The Challenge of Change
A conference examines the American health care system
The cost of health care is one of the largest components
of the U.S. economy and is rising faster than the rate of inflation.
HEALTH CARE RESEMBLES AN OVERSIZED TEENAGER who keeps popping the financial seams on his clothing. He’s already the largest kid in the room, and he threatens to grow until there’s no space in it left for anybody else.” — Henry Aaron, Senior Fellow of Economic Studies, Brookings Institution.
Aaron, among a group of health care professionals who convened at the School of Medicine on October 7, 2004, to discuss the state of American health care, is not alone in his assessment. Others on the panel of experts at the conference, Health Care Challenges Facing the Nation, reiterated Aaron’s implication that health care costs are out of control.
In fact, the cost of health care is one of the largest components of the U.S. economy and is rising faster than the rate of inflation.
Increases in health care spending have been attributed in part to an aging population. But some experts have pointed to a period of biomedical research and development that has brought technological innovations that drive up costs.
“The economic costs of medical advances are going to pose enormously difficult financial and political problems,” Aaron says.
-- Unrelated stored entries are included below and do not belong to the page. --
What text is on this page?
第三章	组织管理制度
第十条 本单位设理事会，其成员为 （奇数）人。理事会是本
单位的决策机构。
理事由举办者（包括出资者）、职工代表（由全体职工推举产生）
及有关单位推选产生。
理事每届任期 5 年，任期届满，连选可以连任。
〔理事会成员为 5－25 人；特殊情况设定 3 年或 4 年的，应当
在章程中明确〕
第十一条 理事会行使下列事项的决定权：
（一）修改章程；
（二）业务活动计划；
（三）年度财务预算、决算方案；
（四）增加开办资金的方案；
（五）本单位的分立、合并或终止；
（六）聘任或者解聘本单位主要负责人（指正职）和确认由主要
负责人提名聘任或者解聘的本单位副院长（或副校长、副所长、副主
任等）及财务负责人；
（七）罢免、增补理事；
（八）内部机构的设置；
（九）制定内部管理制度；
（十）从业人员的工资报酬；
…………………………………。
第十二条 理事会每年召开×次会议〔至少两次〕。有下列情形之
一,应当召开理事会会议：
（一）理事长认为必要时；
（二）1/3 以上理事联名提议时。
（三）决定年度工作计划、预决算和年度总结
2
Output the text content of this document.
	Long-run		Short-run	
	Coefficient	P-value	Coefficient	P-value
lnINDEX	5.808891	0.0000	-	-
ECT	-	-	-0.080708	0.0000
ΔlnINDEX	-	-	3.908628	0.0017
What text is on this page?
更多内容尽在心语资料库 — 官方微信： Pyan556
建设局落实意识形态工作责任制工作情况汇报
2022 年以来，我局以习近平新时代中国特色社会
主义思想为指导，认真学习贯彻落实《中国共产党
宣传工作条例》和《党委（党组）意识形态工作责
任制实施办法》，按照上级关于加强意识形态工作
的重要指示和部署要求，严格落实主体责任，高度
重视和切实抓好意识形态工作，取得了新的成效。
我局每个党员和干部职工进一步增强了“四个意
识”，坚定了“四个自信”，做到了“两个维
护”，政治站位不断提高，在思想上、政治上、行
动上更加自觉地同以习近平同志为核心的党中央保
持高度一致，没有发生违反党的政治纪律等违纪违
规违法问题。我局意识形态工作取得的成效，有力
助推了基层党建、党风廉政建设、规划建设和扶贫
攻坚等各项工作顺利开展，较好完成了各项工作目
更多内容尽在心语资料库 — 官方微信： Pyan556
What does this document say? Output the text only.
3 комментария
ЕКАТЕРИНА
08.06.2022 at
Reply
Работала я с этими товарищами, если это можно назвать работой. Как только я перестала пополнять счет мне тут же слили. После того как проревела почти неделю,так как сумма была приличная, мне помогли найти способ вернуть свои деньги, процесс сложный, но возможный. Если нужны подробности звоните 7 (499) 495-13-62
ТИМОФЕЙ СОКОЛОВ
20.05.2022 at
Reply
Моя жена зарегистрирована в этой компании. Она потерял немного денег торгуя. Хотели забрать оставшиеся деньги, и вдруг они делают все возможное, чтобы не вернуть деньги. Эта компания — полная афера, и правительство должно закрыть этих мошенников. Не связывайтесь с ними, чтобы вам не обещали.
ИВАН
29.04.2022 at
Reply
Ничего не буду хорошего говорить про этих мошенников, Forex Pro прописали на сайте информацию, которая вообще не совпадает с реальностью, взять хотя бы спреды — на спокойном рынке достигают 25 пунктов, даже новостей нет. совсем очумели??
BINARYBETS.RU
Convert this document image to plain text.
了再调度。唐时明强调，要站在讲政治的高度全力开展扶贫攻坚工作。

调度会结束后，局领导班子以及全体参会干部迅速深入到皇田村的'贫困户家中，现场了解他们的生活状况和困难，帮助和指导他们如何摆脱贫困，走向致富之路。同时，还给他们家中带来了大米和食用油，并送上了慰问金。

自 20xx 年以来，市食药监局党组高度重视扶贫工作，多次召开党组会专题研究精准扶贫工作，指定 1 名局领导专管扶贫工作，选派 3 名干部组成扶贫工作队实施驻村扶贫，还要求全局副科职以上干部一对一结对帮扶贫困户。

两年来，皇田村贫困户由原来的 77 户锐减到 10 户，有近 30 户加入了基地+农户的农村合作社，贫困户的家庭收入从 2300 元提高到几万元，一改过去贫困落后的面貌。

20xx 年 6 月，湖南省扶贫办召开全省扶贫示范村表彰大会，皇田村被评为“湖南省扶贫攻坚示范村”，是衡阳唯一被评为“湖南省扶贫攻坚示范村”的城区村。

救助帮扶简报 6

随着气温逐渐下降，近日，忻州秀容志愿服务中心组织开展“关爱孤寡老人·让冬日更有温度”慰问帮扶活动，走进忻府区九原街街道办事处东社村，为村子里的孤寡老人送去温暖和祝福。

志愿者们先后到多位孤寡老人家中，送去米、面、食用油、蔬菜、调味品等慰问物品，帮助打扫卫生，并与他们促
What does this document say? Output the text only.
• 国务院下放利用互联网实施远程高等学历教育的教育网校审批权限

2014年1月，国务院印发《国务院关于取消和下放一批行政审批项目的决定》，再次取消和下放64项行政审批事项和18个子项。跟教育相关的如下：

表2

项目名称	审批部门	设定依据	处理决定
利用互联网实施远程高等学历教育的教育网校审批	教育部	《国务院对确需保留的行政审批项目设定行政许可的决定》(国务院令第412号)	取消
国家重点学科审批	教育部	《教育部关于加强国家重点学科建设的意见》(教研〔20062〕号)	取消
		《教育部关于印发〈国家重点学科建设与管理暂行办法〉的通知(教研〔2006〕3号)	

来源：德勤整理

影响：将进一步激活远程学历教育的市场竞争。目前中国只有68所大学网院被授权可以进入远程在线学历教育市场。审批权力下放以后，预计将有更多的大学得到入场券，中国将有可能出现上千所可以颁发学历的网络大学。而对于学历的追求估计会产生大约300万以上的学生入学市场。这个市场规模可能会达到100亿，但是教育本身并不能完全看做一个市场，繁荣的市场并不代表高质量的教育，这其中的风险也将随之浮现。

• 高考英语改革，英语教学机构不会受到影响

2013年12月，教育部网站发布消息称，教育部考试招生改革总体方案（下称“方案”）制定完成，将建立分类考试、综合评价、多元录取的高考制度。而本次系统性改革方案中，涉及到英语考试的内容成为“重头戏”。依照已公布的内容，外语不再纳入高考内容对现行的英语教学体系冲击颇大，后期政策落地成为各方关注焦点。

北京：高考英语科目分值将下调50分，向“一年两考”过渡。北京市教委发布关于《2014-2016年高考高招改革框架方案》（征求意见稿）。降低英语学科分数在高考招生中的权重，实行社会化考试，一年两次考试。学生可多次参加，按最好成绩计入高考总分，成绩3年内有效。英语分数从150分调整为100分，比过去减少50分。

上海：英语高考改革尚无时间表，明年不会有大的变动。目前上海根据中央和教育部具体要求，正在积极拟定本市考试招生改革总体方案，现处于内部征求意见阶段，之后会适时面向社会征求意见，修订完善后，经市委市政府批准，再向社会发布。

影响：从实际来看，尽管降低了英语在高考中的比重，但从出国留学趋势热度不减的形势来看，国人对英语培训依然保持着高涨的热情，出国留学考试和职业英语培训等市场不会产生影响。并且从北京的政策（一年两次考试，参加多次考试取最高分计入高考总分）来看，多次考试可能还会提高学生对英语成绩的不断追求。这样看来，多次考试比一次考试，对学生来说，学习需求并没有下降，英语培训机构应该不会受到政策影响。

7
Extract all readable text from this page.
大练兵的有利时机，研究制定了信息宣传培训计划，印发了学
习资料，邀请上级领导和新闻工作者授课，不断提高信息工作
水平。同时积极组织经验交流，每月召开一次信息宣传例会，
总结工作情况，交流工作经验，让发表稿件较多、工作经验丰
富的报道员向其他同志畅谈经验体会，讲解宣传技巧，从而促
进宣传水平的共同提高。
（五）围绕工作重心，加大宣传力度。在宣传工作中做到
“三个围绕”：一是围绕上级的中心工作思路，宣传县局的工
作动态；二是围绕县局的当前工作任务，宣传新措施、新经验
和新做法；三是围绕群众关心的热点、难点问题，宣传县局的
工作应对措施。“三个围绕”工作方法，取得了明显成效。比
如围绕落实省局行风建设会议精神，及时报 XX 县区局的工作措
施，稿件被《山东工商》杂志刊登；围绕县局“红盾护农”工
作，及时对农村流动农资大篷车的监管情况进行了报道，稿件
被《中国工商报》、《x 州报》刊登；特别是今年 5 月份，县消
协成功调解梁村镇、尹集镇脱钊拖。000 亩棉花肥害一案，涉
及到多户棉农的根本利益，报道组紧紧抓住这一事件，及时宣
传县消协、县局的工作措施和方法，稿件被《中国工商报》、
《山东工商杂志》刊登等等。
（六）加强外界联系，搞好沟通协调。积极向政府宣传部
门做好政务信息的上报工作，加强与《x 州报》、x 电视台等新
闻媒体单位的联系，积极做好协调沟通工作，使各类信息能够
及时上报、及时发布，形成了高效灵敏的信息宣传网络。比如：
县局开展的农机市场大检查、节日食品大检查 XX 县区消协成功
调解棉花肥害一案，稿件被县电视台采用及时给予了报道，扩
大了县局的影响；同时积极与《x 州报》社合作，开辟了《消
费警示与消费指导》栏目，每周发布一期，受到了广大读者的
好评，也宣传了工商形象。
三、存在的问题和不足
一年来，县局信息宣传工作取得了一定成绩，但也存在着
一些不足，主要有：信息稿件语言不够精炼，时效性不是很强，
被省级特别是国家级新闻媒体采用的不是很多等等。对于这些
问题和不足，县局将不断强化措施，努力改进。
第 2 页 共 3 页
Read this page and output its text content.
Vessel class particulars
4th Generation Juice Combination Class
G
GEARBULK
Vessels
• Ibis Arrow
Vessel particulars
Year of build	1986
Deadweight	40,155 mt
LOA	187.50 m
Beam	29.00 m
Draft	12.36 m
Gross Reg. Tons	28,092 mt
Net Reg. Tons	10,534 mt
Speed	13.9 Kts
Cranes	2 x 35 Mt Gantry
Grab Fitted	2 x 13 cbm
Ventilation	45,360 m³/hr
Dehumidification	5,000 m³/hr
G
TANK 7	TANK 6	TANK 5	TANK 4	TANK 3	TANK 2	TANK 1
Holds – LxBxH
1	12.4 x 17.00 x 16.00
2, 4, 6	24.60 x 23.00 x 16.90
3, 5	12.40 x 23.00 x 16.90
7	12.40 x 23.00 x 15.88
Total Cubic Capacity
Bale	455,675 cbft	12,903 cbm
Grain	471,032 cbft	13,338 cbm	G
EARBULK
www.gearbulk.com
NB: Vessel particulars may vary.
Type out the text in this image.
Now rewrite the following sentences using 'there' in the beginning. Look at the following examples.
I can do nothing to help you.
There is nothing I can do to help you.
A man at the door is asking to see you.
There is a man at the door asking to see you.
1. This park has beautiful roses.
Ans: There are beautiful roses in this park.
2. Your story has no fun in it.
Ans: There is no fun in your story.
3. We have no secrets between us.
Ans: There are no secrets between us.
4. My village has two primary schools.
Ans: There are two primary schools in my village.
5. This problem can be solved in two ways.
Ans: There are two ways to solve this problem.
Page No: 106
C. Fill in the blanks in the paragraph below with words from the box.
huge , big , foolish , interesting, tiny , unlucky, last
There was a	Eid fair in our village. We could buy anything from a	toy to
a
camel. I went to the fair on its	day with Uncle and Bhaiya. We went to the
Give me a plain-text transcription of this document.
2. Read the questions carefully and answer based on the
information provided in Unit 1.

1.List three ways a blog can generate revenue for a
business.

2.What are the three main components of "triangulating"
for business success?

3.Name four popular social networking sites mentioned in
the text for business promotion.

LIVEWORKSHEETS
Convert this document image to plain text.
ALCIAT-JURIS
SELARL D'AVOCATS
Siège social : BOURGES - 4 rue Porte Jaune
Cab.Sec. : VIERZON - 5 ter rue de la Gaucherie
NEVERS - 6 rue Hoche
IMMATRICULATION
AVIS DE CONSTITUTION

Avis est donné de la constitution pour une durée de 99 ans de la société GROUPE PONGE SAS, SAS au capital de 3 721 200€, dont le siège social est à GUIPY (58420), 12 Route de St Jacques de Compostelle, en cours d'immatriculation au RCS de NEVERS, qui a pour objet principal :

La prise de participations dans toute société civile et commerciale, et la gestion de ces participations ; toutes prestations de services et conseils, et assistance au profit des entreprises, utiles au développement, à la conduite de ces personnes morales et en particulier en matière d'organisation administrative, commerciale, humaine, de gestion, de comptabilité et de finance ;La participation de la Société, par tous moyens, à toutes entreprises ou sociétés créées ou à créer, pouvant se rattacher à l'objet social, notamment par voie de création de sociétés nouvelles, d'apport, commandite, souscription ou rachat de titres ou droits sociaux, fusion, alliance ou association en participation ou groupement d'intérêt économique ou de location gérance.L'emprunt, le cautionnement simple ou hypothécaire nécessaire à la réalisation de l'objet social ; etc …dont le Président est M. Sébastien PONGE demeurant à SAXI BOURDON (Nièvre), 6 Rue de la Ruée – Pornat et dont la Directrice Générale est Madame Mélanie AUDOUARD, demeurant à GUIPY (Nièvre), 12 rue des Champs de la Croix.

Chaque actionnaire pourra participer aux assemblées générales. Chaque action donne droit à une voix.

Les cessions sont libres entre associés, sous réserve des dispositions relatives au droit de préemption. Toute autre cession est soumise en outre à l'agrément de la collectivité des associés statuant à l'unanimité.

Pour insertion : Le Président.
Yet, the “mortality benefits” of medical advances are significantly greater than the monetary costs, according to David Cutler, professor of economics at Harvard University.
“The average 45-year-old spends about $30,000 more than he or she did 40 years ago to treat cardiovascular disease, adding about three years of life,” says Cutler. When he asked the audience how many of them would be willing to spend $10,000 to obtain those extra years, a sea of hands went up.
Cutler maintains that research and development account for only about 5 percent of all medical spending. “But,” he adds, “research and development do create more spending by leading to new, expensive treatments.”
Aaron believes that Americans will be forced to choose between two unpopular options: “We can ration care in some explicit fashion. If we don’t, that will require unprecedented tax increases by a tax-phobic nation.”
Although some degree of health care rationing has been successful in other countries, most U.S. citizens strongly oppose it. “It is unlikely the United States will use rationing,” says Gail Wilensky, senior fellow at Project Hope, an international health foundation.
Wilensky asserts that the current fragmented and wasteful system can be made less expensive through streamlining. Mark McClellan, president of Medicare and Medicaid, agrees: “Inappropriate, unwanted or unnecessary treatment decreases the quality of care and drives up costs.”
Solutions that could increase efficiency include establishing an independent standard for selecting appropriate care, relating reimbursement to the quality of service, and reducing administrative waste. “The difficulty is,” says Wilensky, “this is going to require an investment of billions and not millions.”
There are other roadblocks as well. Former U.S. Surgeon General David Satcher says, “Politics raises barriers to solving health care problems. It took six years after the surgeon general’s report detailing the health consequences of smoking for Congress to pass the law requiring a warning on packs of cigarettes.”
Satcher acknowledges that a tremendous gap exists between knowledge about health care and action taken based on that knowledge. Still, he and others emphasize the importance of scientific advances.
“Research must continue,” says Satcher, “but we have to be sure that the results of research get transferred to policies and practices and are universally available.”
Disparities in black and white: measuring the cost of unequal access
A less visible problem is the disparity in care provided to well-insured people as compared to the uninsured or underinsured, many of whom belong to racial and ethnic minorities.
“Public health service is underfunded and unevenly distributed. This results in substantial gaps in health status and emerging illness among some groups within the population,” says James Kimmey, president and CEO of the Missouri Foundation for Health.
Disparity arises from segregation, poverty, lack of access and poorer care.
“Financial reform is not the solution,” Kimmey says. “And the political process is not engaging even one of the problems of disparity in an effective fashion.”